MarkFL said:
Yes, that's right about a bucket not getting a ball. I am looking at this from the perspective that each placement of a red ball is a separate event. I find it simpler that way. :)
So using what we have found so far, what is the probability that a certain bucket will get $n$ red balls, where $0\le n\le R$?
Let's look at a simple example...we have 3 red balls ($R=3$). Now suppose we want to compute the probability that a particular bucket gets 1 red ball. So, using what we have found, we would have:
$$\left(\frac{1}{M}\right)^1\left(\frac{M-1}{M}\right)^2$$
But...this is only the probability for one of the ways the bucket could get 1 red ball...it could get the red ball on the first distribution, or on the second, or on the third. So, the probability that a bucket will get 1 red ball is:
$$P(X=1)=3\left(\frac{1}{M}\right)^1\left(\frac{M-1}{M}\right)^2$$
Now, suppose we generalize back to $R$ red balls and $n$ red balls in a particular bucket. There will be $R$ distributions, and so we have $R$ "slots" to fill with either "Yes, got a ball" or "No, did not get a ball." Thus, we have $n$ yeses to distribute into $R$ slots.
For the first yes, we have $R$ choices, for the second we have $R-1$ choices and continuing all the way down to the $n$th yes, where we have $R-(n-1)$ choices. But, we must account for the fact that a yes going into a particular slot is equivalent to a yes going into that same slot on another choice.
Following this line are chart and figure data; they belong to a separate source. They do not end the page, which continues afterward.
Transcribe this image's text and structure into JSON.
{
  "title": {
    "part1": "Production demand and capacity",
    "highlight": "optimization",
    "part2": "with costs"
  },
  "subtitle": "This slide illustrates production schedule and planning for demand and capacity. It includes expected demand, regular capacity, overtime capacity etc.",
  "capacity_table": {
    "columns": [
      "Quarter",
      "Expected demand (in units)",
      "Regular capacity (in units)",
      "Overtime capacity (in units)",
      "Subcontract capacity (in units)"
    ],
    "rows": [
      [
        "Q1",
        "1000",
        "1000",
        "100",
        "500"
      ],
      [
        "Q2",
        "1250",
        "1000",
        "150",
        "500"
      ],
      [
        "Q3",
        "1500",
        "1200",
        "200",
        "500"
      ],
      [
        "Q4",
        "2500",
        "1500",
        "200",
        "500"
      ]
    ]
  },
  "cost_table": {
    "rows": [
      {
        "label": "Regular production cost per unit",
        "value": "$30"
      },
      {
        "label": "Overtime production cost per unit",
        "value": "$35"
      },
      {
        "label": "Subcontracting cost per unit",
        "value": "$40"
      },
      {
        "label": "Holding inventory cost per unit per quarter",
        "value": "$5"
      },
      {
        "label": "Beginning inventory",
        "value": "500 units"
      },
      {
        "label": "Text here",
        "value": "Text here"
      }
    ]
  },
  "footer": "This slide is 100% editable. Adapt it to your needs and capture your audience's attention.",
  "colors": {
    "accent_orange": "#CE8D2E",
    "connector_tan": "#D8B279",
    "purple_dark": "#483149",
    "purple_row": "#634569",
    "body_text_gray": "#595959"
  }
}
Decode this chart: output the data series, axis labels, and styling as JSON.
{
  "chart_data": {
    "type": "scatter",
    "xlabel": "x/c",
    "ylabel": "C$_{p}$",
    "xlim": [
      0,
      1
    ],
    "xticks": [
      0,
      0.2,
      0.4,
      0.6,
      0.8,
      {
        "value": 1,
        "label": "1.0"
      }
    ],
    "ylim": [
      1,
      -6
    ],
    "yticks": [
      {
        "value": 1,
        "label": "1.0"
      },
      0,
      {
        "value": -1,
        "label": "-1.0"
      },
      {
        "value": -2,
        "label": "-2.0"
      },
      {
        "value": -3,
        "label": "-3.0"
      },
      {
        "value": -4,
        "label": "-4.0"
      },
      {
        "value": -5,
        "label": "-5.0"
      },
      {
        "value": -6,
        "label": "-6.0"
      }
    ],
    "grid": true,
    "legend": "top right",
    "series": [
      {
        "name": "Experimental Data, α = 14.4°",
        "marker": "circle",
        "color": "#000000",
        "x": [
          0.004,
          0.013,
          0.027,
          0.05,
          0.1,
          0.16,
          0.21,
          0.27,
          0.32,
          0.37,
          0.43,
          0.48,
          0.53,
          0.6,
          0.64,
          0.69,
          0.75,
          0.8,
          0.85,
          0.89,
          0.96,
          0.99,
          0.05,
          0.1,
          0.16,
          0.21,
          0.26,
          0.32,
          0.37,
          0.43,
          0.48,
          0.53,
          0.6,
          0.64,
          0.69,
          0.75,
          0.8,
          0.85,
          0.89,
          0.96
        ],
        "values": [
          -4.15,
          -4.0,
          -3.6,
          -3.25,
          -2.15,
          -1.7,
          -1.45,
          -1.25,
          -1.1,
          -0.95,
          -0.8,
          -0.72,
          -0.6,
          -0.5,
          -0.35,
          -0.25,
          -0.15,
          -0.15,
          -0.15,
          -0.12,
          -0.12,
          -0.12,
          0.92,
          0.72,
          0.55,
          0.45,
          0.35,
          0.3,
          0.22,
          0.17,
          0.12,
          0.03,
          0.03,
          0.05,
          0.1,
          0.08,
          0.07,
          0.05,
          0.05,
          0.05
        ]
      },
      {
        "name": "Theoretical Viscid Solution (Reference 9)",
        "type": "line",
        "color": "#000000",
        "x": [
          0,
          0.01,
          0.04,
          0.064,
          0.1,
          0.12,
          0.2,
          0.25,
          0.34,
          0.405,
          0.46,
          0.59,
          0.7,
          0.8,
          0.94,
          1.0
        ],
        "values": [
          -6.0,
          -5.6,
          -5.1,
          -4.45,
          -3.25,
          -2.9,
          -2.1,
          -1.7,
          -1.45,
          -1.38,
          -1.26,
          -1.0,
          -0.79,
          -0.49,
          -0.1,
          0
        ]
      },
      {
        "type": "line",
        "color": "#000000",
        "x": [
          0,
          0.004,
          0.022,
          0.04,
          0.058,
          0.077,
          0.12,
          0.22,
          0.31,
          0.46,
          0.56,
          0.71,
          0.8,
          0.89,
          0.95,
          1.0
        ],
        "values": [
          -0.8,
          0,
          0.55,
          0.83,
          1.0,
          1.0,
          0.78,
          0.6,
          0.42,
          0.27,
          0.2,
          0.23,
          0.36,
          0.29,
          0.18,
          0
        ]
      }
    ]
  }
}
So, we must divide by the number of ways to arrange $n$ items, which is $n!$.
Putting all of this together, we find the number $N$ of distinct ways to distribute these yeses into the $R$ slots is given by:
$$N=\frac{R(R-1)(R-2)\cdots(R-(n-1))}{n!}=\frac{R!}{n!(R-n)!}={R \choose n}$$
What we have in fact just found is the number of ways to choose $n$ from $R$. :)
And so we find the probability that a particular bucket gets $n$ red balls is:
$$P(X=n)={R \choose n}\left(\frac{1}{M}\right)^n\left(\frac{M-1}{M}\right)^{R-n}$$
Now, if this is correct, then we should find that the sum of the probabilities for $n=0$ to $n=R$ is 1, since it is certain that any bucket will get some number of red balls from $0$ to $R$:
$$\sum_{n=0}^R\left({R \choose n}\left(\frac{1}{M}\right)^n\left(\frac{M-1}{M}\right)^{R-n}\right)=1$$
We should recognize that the LHS of the above equation is an application of the binomial theorem, and so we may write:
$$\left(\frac{1}{M}+\frac{M-1}{M}\right)^R=1$$
$$\left(\frac{M-1+1}{M}\right)^R=1$$
$$\left(\frac{M}{M}\right)^R=1$$
$$(1)^R=1$$
$$1=1$$
So, our formula checks out and we have in essence derived the binomial probability formula. Can you now use this formula to answer the given question:
$$P(X>1)=?$$